Die Werte der einzelnen Cholinkomponenten und Fettsäureprofile sind im Einklang mit anderen Studien. Unterschiede zu den Medianen analoger Studien sowie inter- und intraindividuelle Konzentrationsschwankungen erklären sich durch Unterschiede im untersuchten postnatalen Alter der Kinder, Laktationsstadium, durch genetische und alimentäre Unterschiede von Populationen sowie vorangegangenen Schwangerschaften. Postnatal sinkt generell die Cholinkonzentration der MM linear ab.
Vor der 24.-32. SSW findet der physiologische Wachstumsschub des Feten statt, sodass der steigende Cholinbedarf Frühgeborener durch den sinkenden Cholingehalt in der MM noch weniger gedeckt wird, als es generell gilt, wenn MM gefüttert wird, die für Reifgeborene mit 3-4fach niedrigerer Wachstumsrate konzipiert ist. Durch Supplementation erhielten die FG 61,6 (60,5-66,5) mg/kg/d Gesamtcholin über die komplette Nahrung. Hiermit wurden Durchschnittswerte erreicht, die nahe an den fetalen Werten liegen. Durch die Supplementierung von DHA lässt sich deren Konzentration in den Plasma-Lipiden bei FG steigern. Gleichzeitige Supplementation von Cholin steigert diesen Effekt. Dies untermauert die Bedeutung von Cholin für den Metabolismus von DHA, die vorwiegend via PC transportiert wird. Durch Supplementierung mit 60mg/kg/d ist DHA-PC im Plasma dennoch nur gering gestiegen. Ursache scheint zu sein, dass insbesondere Linolsäure mit dem Stoffwechsel von DHA (und ARA) konkurriert. Der Anteil an Linolsäure ist in der postnatalen Ernährung Frühgeborener unphysiologisch hoch. Eine ausschließliche DHA Supplementation führt langfristig zur Verdrängung von ARA. Studien und aktuelle Leitlinien weisen darauf hin, dass ein ARA:DHA Verhältnis in der Supplementierung von >1:1 angestrebt werden sollte.

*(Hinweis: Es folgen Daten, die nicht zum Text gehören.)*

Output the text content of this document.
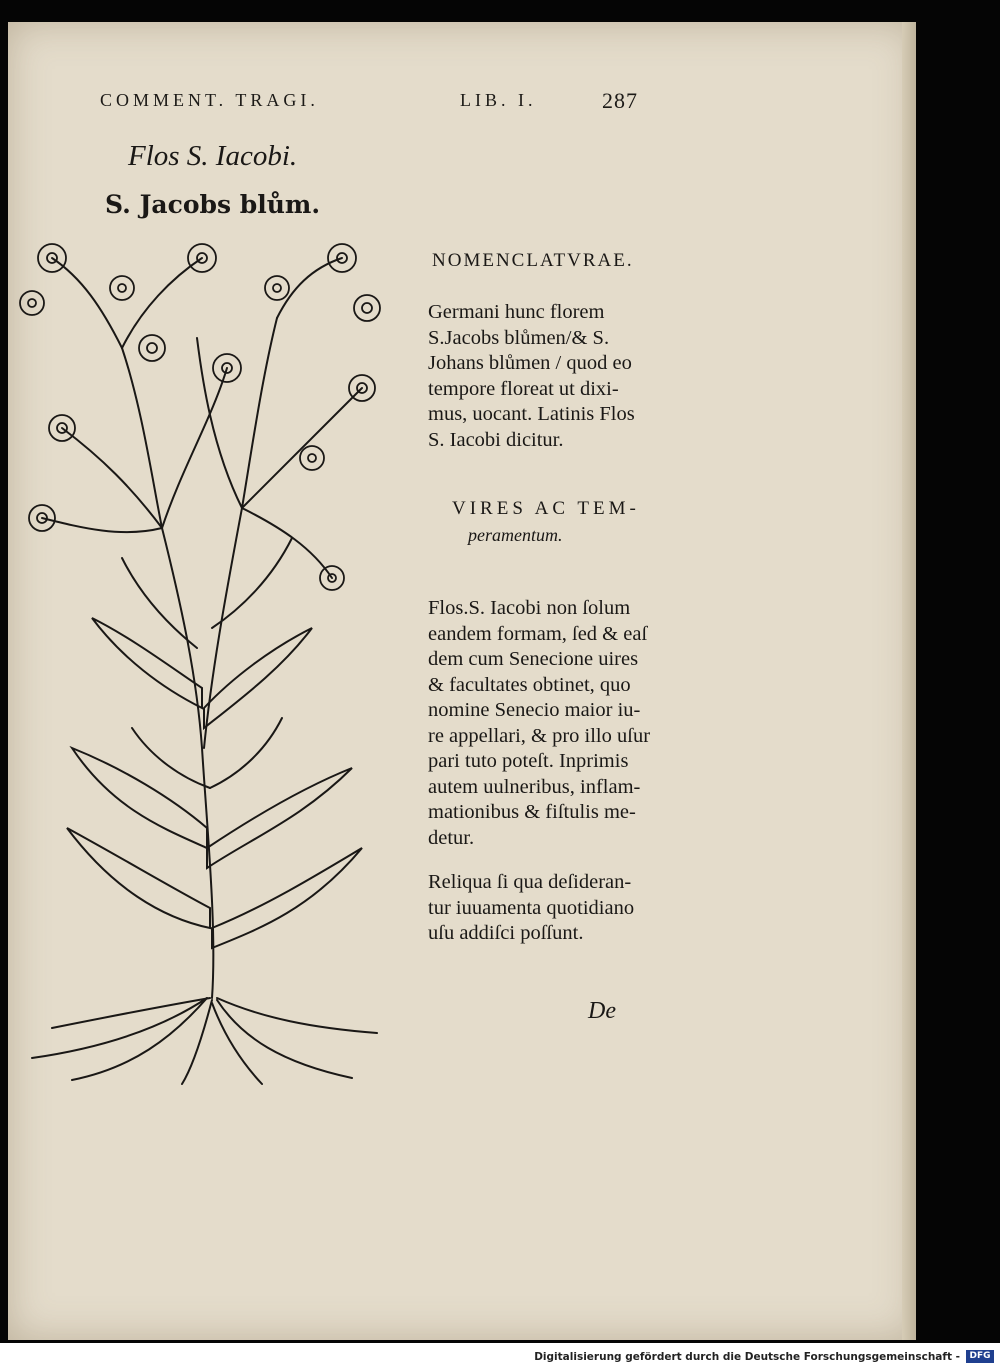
COMMENT. TRAGI.	LIB. I.	287
Flos S. Iacobi.
S. Jacobs blům.
NOMENCLATVRAE.
Germani hunc florem
S.Jacobs blůmen/& S.
Johans blůmen / quod eo
tempore floreat ut dixi-
mus, uocant. Latinis Flos
S. Iacobi dicitur.
VIRES AC TEM-
peramentum.
Flos.S. Iacobi non ſolum
eandem formam, ſed & eaſ
dem cum Senecione uires
& facultates obtinet, quo
nomine Senecio maior iu-
re appellari, & pro illo uſur
pari tuto poteſt. Inprimis
autem uulneribus, inflam-
mationibus & fiſtulis me-
detur.
Reliqua ſi qua deſideran-
tur iuuamenta quotidiano
uſu addiſci poſſunt.
De
Digitalisierung gefördert durch die Deutsche Forschungsgemeinschaft -	DFG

Bislang nicht geklärt sind die Fragen nach der optimalen Zusammensetzung sowie der adäquaten Tagesdosis der zuzuführenden Cholinkomponenten und Fettsäuren bei Frühgeborenen. Zudem ist es notwendig herauszufinden, ob eine ausreichende, d.h. höhere Zufuhr allein zu einem verbesserten Parenchymwachstum sowie kognitiven und allgemeinen Outcome führt.
Schlussfolgernd gilt, dass unsupplementierte Muttermilch nicht zur adäquaten Versorgung von Frühgeborenen mit Cholin, ARA und DHA hinreichend ist. Eine Cholinsupplementierung von 30mg/kg/d zusätzlich erhöht die Cholin-Plasmakonzentration auf annähernd fetale Werte. Durch die DHA-Zufuhr mit 60mg/kg/d werden keine fetalen DHA-PC Plasmawerte erreicht. Eine physiologischere Fettsäurebilanz bei der Ernährung von FG sollte angestrebt werden.